Semi-extensive farms do not rely on tides for water exchange, but use pumps and a planned pond layout. They can therefore be built above the high tide line. Pond sizes range from 2 to 30 ha. At high densities, artificial feeding using industrially prepared shrimp feeds and fertilizing the pond to stimulate the growth of naturally occurring organisms become a necessity.
With high densities aeration is often required to prevent oxygen depletion. Productivity varies depending upon water temperature, thus it is common to have larger sized shrimp in some seasons than in others.
Extensive farms use even smaller ponds (0.1–1.5 hectares) and even higher stocking densities. The ponds are actively managed: they are aerated, there is a high water exchange to remove waste products and maintain water quality, and the shrimp are fed on specially designed diets, typically in the form of formulated pellets. These farms require an advanced technical infrastructure and highly trained professionals for constant monitoring of water quality and other pond conditions.
After three to six month at the farm the shrimp will reach marketable size and can can pass on for processing.
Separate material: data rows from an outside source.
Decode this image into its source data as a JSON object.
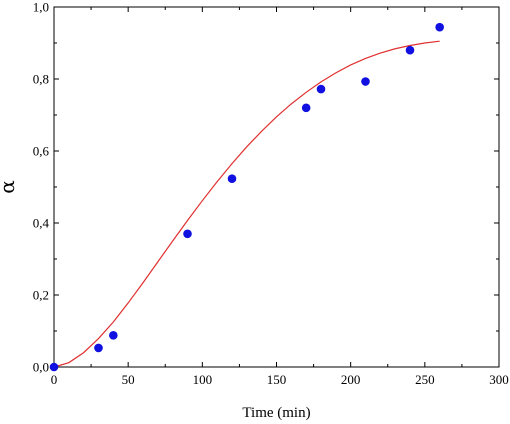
{
  "chart_data": {
    "type": "scatter",
    "title": "",
    "xlabel": "Time (min)",
    "ylabel": "α",
    "xlim": [
      0,
      300
    ],
    "ylim": [
      0,
      1.0
    ],
    "x_ticks": [
      0,
      50,
      100,
      150,
      200,
      250,
      300
    ],
    "y_ticks": [
      0.0,
      0.2,
      0.4,
      0.6,
      0.8,
      1.0
    ],
    "y_tick_labels": [
      "0,0",
      "0,2",
      "0,4",
      "0,6",
      "0,8",
      "1,0"
    ],
    "grid": false,
    "legend": "none",
    "series": [
      {
        "kind": "scatter",
        "color": "#1010e0",
        "x": [
          0,
          30,
          40,
          90,
          120,
          170,
          180,
          210,
          240,
          260
        ],
        "y": [
          0.0,
          0.053,
          0.088,
          0.37,
          0.523,
          0.72,
          0.772,
          0.793,
          0.88,
          0.944
        ]
      },
      {
        "kind": "line",
        "color": "#e03030",
        "x": [
          0,
          10,
          20,
          30,
          40,
          50,
          60,
          70,
          80,
          90,
          100,
          110,
          120,
          130,
          140,
          150,
          160,
          170,
          180,
          190,
          200,
          210,
          220,
          230,
          240,
          250,
          260
        ],
        "y": [
          0.0,
          0.012,
          0.04,
          0.079,
          0.125,
          0.178,
          0.234,
          0.292,
          0.35,
          0.407,
          0.462,
          0.515,
          0.565,
          0.612,
          0.655,
          0.695,
          0.731,
          0.763,
          0.792,
          0.817,
          0.839,
          0.857,
          0.872,
          0.884,
          0.893,
          0.9,
          0.905
        ]
      }
    ]
  }
}
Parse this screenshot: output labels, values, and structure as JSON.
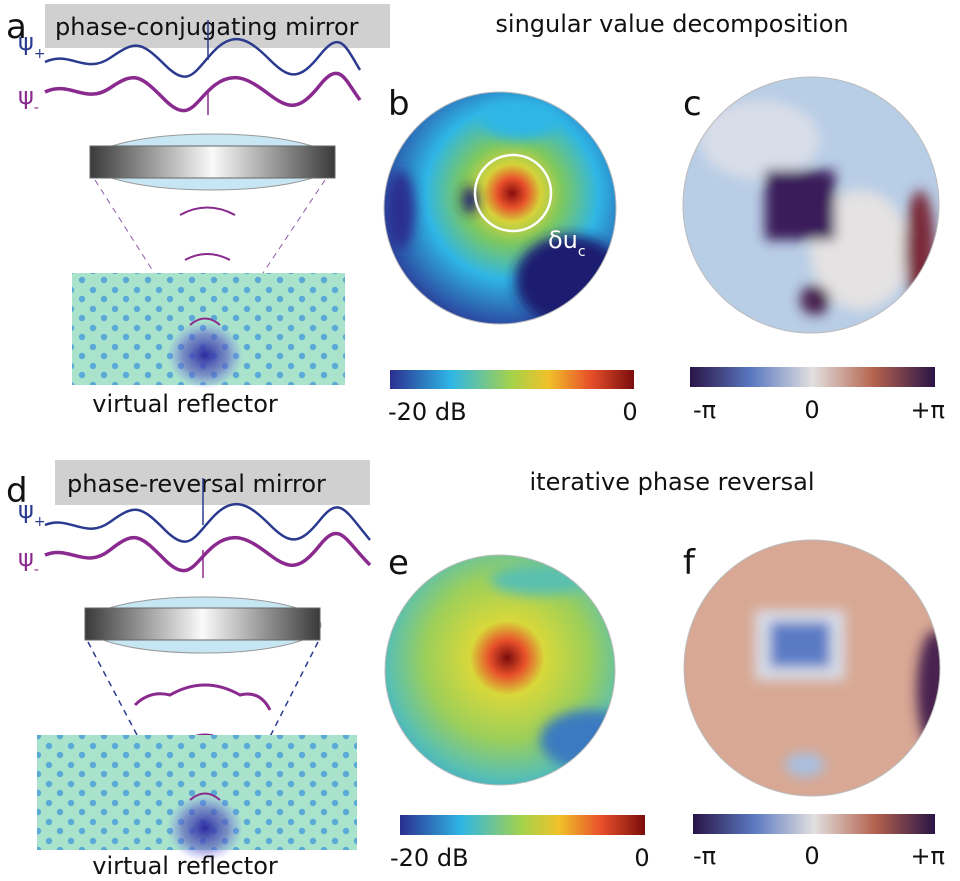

All shrimps will undergo a quality evaluations which include monitoring the temperature and condition. Samples will be collected for biological tests. Lots found unacceptable are rejected.
Almost all shrimps from Asia are hand peeled. Although it is possible to use a machine to mechanically separates the heads and shells from the meat of the shrimp, hand peeling ensure a much higher quality.
Shrimp to be processed later may be frozen at this point and maintained in the frozen state until needed. Otherwise, it immediately proceeds to the cooking/cooling stage of the process.
Shrimp are given an initial cooking following specified times and temperatures. Some use a tunnel mesh steam cooker. As shown on the photos, the shrimps are transported through the steam oven by a mesh belt. Cooked shrimp are cooled quickly to maintain quality.
Ice-glazing is applied to protect the frozen shrimp from undesirable quality changes during frozen storage. Raw as well as cooked shrimps are all glazed prior to storage.
In regular terms value are added to shrimp when they are cut in a special way (e.g. butterfly), breaded or put on sticks.
The variety of value added shrimps are large and include well know standards as the breaded or marinated
ones as well as more imaginative ones.
Value in presentation are also essential – e.g. the well-known shrimp ring.